Lecce - Nuovo appuntamento con la nostra rubrica "a 4 zampe", grazie alla quale potremo comprendere meglio il mondo dei nostri animali domestici, cercando di apprendere e di conoscere tutti gli strumenti necessari per capire e soddisfare le loro esigenze. Per far ciò, ci avvarremo dell'ausilio e dell'esperienza di medici veterinari, di professionisti del settore e di validi esperti in materia, i quali ci condurranno in questo viaggio alla scoperta di tutto ciò che può essere utile per prenderci cura dei nostri amici animali. Quest'oggi, Il dottore Davide De Guz, medico veterinario leccese ci parlerà di malattie del becco e delle piume nei pappagalli:

"Il numero di pappagalli che risultano affetti dal PBVD e dall'APV, sia pet che negli allevamenti, risulta particolarmente elevato in tutta Italia. La PBFD - spiega Davide De Guz - può avere un andamento clinico molto vario in funzione della specie coinvolta, del suo stato immunitario e, probabilmente, del ceppo virale responsabile. Alle forme “classiche” croniche della malattia, caratterizzate da tipiche alterazioni del piumaggio, si sono aggiunte forme acute caratterizzate da elevata mortalità come si osserva di frequente nei giovani pappagalli cenerini. L’APV determina una malattia molto grave nei piccoli pappagalli di tutte le specie, soprattutto se allevati a mano, caratterizzata da stasi del gozzo, rigurgito, emorragie sottocutanee e muscolari, cui segue in poco tempo la morte. In alcune specie, come le cocorite, l’APV può determinare alterazioni delle penne sovrapponibili a quelle che si osservano nei casi di PBFDSia il virus della PBFD che l’APV possono infettare i pappagalli senza determinare malattia; questi uccelli però potranno trasmettere i virus ed essere quindi dei “portatori sani”.
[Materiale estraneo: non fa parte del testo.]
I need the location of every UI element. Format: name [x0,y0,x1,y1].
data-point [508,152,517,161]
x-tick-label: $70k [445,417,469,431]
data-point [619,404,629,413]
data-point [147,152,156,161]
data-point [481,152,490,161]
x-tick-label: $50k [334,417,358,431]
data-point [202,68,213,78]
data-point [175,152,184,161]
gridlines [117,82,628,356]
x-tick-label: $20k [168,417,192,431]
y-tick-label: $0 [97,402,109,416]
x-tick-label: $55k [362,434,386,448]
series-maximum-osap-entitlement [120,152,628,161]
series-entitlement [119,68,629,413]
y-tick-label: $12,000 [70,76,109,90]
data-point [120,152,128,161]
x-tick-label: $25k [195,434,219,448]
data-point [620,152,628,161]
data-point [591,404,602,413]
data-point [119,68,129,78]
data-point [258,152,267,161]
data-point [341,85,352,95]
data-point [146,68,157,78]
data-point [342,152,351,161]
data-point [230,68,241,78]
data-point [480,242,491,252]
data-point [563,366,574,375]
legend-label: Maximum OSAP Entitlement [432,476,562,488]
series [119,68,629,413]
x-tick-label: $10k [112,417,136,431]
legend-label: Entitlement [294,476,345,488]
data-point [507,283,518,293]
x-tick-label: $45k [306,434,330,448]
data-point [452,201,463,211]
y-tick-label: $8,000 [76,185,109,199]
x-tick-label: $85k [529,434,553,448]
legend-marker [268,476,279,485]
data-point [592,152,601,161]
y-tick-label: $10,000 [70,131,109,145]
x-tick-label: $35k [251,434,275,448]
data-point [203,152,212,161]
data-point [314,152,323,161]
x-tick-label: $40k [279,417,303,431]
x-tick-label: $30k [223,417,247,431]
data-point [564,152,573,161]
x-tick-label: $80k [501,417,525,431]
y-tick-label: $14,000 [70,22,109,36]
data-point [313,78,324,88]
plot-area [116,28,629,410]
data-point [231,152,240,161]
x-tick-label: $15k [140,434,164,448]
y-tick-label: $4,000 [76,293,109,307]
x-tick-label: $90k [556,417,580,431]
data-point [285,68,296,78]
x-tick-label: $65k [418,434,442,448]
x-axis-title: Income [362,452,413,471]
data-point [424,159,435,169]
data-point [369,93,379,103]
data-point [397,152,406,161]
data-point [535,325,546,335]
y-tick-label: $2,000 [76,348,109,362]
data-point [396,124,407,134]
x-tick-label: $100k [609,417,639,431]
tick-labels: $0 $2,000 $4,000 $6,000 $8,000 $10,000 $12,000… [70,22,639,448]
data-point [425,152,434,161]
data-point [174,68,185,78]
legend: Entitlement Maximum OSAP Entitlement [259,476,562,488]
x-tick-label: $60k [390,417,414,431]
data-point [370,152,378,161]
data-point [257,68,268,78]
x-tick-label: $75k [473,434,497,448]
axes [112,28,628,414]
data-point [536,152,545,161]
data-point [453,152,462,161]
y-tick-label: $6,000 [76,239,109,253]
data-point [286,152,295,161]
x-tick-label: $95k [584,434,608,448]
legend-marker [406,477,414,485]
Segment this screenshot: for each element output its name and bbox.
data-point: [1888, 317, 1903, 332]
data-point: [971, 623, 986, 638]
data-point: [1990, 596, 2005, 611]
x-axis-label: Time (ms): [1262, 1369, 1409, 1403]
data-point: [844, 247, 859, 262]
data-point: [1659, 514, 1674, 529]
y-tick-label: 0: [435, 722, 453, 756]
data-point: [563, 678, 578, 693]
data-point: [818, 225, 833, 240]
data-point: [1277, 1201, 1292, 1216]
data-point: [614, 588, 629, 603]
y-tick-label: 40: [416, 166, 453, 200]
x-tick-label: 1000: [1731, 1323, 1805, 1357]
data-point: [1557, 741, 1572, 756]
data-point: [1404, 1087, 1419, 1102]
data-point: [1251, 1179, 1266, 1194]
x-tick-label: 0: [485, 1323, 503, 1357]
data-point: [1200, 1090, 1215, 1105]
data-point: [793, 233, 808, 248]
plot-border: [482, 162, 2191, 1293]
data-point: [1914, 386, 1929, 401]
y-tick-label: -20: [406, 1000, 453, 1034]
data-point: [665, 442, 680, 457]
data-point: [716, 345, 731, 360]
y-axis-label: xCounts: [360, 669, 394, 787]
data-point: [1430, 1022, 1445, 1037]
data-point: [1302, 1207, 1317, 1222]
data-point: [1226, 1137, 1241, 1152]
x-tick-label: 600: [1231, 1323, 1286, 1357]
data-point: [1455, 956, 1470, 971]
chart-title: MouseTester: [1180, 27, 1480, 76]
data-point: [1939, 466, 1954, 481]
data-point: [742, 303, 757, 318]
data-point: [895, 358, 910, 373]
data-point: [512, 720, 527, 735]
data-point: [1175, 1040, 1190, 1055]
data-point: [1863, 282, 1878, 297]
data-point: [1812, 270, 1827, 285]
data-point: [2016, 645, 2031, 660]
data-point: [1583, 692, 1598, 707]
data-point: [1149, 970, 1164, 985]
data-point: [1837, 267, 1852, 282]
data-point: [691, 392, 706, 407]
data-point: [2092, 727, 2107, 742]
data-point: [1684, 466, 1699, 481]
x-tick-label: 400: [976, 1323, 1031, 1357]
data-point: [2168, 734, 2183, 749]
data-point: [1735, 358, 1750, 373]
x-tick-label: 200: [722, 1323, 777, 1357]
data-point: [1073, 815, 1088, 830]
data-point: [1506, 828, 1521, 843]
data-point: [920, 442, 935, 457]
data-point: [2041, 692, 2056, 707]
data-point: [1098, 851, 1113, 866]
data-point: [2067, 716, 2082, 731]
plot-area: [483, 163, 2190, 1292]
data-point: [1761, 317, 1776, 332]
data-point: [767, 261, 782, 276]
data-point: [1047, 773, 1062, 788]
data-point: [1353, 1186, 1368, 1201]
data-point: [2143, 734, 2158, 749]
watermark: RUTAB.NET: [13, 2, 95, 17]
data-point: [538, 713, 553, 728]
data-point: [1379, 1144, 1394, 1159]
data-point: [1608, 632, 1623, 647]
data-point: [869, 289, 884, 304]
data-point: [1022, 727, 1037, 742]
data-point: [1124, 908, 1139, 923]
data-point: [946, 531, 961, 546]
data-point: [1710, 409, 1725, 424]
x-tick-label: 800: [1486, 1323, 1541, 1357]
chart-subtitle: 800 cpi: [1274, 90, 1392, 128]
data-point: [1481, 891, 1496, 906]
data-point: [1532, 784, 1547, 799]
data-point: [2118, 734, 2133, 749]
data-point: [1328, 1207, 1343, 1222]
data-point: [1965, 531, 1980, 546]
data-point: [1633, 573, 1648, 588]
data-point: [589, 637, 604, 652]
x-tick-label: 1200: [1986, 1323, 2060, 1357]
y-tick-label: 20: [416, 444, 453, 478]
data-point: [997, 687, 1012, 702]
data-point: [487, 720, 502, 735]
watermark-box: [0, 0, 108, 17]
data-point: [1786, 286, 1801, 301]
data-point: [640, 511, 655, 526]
Da ricordare - continua - che le due infezioni possono coesistere nello stesso individuo. In questi casi la malattia può essere molto più grave ed interessare anche soggetti adulti, generalmente piuttosto resistenti ai due virus acquisiti singolarmente. Considerando la potenziale gravità di queste malattie, si consiglia vivamente di seguire queste raccomandazioni: Per sicurezza, si consiglia un test annuale di screening sia per l’APV che per la PBFD, in particolare nelle coppie riproduttrici, ma anche sul singolo pappagallo acquistato come pet. Chi avesse intenzione di acquistare un pappagallo, e già possiede altri pappagalli, dovrebbe innanzitutto far testare questi ultimi per poter escludere che possano poi trasmettere il virus al nuovo arrivato. PRIMA dell'acquisto di qualsiasi specie di pappagallo sarebbe buona norma programmare un incontro con un veterinario specializzato, utile per acquisire molte informazioni basilari. Acquistare solo pappagalli che abbiano una certificazione di negatività del laboratorio, accompagnata da un certificato del prelievo delle piume del veterinario nel quale viene citato il numero dell'anello inamovibile o del microchip. In questo modo potrà essere garantita la veridicità del prelievo e del test. Questo test dovrebbe essere richiesto anche agli allevatori di fiducia i quali potrebbero non rendersi conto della presenza del virus nell'allevamento. Se i clienti li richiedessero, gli allevatori sarebbero senza dubbio più motivati a far svolgere dei test!

Se il pappagallo dovesse risultare positivo, si raccomanda la somministrazione di Ornicuma Q per controllare le infezioni secondarie, e Detoxicum per aiutare il fegato. Il virus della PBFD, infatti, provoca danni al sistema immunitario e al fegato, i pappagalli che ne sono affetti devono essere più riguardati (ma senza esagerare tenendoli in una bolla di vetro). L’APV - afferma De Guz - determina delle gravi lesioni epatiche in particolare nei pappagalli molto giovani, specie se allevati a mano e privati, quindi, dell’immunità passiva trasmessa dai genitori con l’imbeccata. L'infezione non provoca necessariamente la malattia. Pertanto, se l'analisi su piuma dovesse essere positiva significa che il virus è stato in circolo e si è spostato dal torrente circolatorio ai follicoli delle penne in quanto appare avere un particolare tropismo per queste strutture.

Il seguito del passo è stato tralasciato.